Singapore too has been hit by such mass hysteria in the past. Woodsville Secondary School in Aljunied Road (which was merged with MacPherson Secondary School in 2004) was affected by the unexplainable phenomenon in April 1979.
48 students from the school went hysterical for three days. One student after another went into a frenzied trance-like state.
The newspaper reported that:
“While some cried, screamed, shivered and started eating the grass and empty glasses, others stared into empty space with open eyes while performing a Tai Chi type of dance movement called the Kuda Kepang, an ancient Malay wedding dance.
Some were restrained from their violent fits by the teachers. No one could communicate with them during their violent fits and trances.
Twenty-eight students gave 28 different descriptions of legless apparitions which appeared before them.”
Another newspaper reported that on 16 Jan 1991, 5 Secondary 3 students at Bedok Town Secondary went into hysteria.

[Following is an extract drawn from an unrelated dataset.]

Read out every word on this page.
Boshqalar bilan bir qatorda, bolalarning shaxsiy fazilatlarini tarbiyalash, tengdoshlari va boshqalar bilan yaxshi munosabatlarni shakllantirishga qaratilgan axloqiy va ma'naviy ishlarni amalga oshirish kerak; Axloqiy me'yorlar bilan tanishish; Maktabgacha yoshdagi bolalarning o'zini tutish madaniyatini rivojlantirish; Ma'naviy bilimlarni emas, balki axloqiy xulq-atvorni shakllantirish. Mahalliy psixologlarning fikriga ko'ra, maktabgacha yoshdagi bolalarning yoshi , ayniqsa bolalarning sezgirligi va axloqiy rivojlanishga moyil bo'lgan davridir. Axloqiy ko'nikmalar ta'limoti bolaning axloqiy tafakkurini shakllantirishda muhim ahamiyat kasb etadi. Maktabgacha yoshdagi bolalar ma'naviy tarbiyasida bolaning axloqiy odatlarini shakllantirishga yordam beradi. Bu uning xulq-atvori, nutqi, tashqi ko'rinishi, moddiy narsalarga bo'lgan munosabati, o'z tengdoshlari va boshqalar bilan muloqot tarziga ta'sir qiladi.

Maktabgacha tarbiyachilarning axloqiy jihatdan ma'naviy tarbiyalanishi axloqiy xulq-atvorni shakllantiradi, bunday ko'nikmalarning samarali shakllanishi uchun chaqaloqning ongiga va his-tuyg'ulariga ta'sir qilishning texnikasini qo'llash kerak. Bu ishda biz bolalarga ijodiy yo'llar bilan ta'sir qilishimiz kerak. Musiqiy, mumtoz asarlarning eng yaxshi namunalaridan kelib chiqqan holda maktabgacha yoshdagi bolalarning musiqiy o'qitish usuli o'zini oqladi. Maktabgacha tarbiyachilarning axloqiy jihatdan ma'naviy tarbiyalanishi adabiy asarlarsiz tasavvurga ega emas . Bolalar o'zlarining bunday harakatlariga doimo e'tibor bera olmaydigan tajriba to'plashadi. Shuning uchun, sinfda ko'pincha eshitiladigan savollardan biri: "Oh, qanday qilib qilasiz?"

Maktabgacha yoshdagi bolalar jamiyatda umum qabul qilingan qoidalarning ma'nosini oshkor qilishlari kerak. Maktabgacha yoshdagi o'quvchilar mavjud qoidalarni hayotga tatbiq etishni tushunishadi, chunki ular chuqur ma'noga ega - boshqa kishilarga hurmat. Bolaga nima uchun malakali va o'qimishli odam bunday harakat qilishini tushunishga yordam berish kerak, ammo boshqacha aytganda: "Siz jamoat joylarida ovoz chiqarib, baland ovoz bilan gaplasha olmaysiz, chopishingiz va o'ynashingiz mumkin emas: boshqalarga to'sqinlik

And on 29 Sep 1999, a secondary 2 student’s fall from a flight of stairs in his school ended up causing 7 students to go into mass hysteria.
Singapore’e Ministry of Labour’s Industrial Health Division previously kept records of cases of mass hysteria. According to their records, the first case of mass hysteria happened in Singapore in 1973 and by the year 1980, it has investigated 12 such cases.
It is unknown if the Ministry of Manpower or the Ministry of Education have records of such outbreaks in recent years.
Mass hysteria in schools are not unique to Singapore and Malaysia. Cases of such unexplained mysteries have long been recorded in many other parts of the world as well.